JBLM celebrates Martin Luther King Jr. Day
January 28, 2013
JOINT BASE LEWIS-McCHORD, Wash. - Soldiers, Airmen and civilians from across Joint Base Lewis-McChord gathered together for the JBLM Dr. Martin Luther King Jr. Birthday Celebration at the McChord Field Collocated Club, Jan. 22.
The celebration, hosted by I Corps, 7th Infantry Division and 17th Fires Brigade, reflected on the strides toward equality and peace that King, and others, struggled to achieve.
"Remember, celebrate, act," said Maj. Kevin Bourne, the 17th Fires Bde. adjutant, during the start of the ceremony, stating that Martin Luther King Jr. Day was, "a day on, not a day off." Those words were a constant theme throughout the celebration.
During his opening remarks,Col. Ken Kamper, the 17th Fires Bde. commander, urged the audience to try and imagine the violence and oppression that existed in America not so long ago. He spoke of how the perseverance of King, and other great men and women, were able to change that and how this generation is able to continue King's dream.
The guest speaker at the event, Dr. Maxine Mimms, a lifelong educator and political leader, offered a firsthand perspective of King and the times he lived in.
Mimms' career is rich with achievement, but what wowed the crowd was her charming personality and experience. She knew King and was an active supporter of the civil rights movement. Her activism included participating in the March on Washington, which she described as "frightening but safe at the same time."

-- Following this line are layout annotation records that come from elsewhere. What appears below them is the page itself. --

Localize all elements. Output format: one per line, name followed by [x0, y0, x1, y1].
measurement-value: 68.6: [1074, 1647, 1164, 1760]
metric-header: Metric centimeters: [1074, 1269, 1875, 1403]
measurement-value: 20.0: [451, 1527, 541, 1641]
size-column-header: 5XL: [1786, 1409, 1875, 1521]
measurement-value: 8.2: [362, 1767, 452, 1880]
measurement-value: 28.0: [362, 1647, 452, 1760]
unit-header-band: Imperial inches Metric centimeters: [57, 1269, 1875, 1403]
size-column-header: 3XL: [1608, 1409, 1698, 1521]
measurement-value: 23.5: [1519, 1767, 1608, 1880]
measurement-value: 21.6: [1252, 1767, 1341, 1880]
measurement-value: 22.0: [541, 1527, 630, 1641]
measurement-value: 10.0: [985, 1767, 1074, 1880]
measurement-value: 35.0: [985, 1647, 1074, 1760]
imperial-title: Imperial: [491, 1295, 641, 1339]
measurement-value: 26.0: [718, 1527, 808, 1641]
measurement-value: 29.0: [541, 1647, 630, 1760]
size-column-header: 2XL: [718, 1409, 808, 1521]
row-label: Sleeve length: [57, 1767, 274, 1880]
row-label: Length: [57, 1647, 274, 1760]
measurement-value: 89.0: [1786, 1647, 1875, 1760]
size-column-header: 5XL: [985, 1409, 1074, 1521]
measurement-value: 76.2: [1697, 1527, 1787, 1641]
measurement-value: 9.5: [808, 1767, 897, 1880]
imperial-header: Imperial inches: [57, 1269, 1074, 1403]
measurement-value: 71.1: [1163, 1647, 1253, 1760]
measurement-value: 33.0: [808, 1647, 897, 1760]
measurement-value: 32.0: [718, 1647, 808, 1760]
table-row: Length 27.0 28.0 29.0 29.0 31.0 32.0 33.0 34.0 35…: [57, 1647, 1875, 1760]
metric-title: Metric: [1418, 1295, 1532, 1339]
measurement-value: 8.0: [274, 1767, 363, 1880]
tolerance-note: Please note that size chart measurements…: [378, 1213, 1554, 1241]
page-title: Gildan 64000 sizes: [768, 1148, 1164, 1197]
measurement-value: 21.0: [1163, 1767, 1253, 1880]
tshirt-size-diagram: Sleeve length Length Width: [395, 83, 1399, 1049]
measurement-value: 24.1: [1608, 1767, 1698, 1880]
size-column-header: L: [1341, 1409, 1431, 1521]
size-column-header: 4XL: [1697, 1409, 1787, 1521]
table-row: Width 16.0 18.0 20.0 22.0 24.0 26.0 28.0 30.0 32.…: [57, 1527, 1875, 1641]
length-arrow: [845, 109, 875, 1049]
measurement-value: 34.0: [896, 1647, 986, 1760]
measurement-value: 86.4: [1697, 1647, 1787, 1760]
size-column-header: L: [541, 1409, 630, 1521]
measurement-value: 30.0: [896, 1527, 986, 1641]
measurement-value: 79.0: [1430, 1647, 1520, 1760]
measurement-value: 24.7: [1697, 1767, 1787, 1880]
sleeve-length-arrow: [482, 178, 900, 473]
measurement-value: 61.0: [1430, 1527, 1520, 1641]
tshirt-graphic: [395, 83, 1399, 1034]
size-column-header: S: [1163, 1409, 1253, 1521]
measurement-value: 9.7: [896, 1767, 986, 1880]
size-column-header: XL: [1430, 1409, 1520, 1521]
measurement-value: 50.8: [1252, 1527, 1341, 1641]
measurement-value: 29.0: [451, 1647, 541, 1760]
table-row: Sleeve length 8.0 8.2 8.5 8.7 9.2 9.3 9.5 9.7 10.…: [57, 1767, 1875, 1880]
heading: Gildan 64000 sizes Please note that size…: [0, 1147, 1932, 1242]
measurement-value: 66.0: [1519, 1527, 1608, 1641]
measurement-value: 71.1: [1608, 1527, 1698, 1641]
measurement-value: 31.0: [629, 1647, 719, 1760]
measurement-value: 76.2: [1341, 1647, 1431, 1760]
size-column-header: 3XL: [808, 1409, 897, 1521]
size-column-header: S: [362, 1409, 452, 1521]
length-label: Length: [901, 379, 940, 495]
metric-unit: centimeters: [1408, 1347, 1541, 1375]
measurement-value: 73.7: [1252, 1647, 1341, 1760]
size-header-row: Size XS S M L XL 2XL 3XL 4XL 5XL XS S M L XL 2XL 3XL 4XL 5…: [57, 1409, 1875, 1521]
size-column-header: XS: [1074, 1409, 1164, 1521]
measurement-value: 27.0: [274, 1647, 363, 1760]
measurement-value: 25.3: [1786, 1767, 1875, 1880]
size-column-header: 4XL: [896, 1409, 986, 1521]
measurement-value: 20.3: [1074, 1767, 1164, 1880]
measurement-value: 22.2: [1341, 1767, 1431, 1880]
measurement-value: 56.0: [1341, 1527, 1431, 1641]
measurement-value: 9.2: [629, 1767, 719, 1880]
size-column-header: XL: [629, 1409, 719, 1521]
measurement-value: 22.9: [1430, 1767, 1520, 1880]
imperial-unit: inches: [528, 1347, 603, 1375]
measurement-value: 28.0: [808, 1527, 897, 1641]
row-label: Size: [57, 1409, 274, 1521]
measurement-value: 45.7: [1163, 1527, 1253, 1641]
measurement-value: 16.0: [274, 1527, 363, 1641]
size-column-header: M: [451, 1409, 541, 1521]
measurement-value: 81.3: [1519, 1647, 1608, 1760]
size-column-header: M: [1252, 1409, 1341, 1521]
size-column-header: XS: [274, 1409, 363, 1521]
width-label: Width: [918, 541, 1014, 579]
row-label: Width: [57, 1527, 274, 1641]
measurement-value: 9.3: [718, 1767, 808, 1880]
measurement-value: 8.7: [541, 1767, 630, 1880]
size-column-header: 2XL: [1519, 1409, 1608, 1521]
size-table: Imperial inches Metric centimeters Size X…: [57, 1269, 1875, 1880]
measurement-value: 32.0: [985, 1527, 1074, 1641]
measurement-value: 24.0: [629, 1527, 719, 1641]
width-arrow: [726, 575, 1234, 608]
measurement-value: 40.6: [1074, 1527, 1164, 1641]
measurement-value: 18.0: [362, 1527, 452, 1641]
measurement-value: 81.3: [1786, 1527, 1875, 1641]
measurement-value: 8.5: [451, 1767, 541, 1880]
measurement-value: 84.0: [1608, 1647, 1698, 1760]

She answered questions asked by audience members that wanted to learn and understand more about what activists fought through during the civil rights movement.
Spc. Shanun Seymore, a motor transport operator with 657th Forward Support Company, 5th Battalion (HIMARS), 5th Field Artillery Regiment, 17th Fires Bde., asked Mimms, "Would you say it was worth the struggle you guys endured to see America the way it is today?"
Mimms responded by saying she sometimes feels like she's dreaming because the world today is so different from when the struggle for equality was taking place.
She told Seymore that together they could continue to do well, saying, "With my stories I can help protect you, and with your actions you can help protect me. You have to have a lot of patience with me; the only way that I'm going to live is by telling the stories I have. And I have to have a lot of patience with you, because you have the energy to produce action."
Mimms struggled through a time when soldiers were called upon to intervene in protests by civil rights activists. She said, "I never knew a uniform could protect me," and expressed her gratitude for the Soldiers that protect her now.
Seymore said he was entranced by Mimms' stories. He has family members that lived during the civil rights movement, but said it meant a lot to hear about the history from an activist outside his family.
The ceremony closed shortly after Mimms' spoke to the crowd, but soldiers like Spc. Gerard Gariepy, a targeting specialist with 1st Battalion (155mm Towed), 377th Field Artillery Regiment, 17th Fires Bde., continued to appreciate the day with a newfound sense of what it was about.
"It was amazing that [Mimms had] gone through so much and was here to talk to us. It was incredible listening to her talk about the amount of things she'd been through," Gariepy said. "I think this was an excellent way to commemorate the day."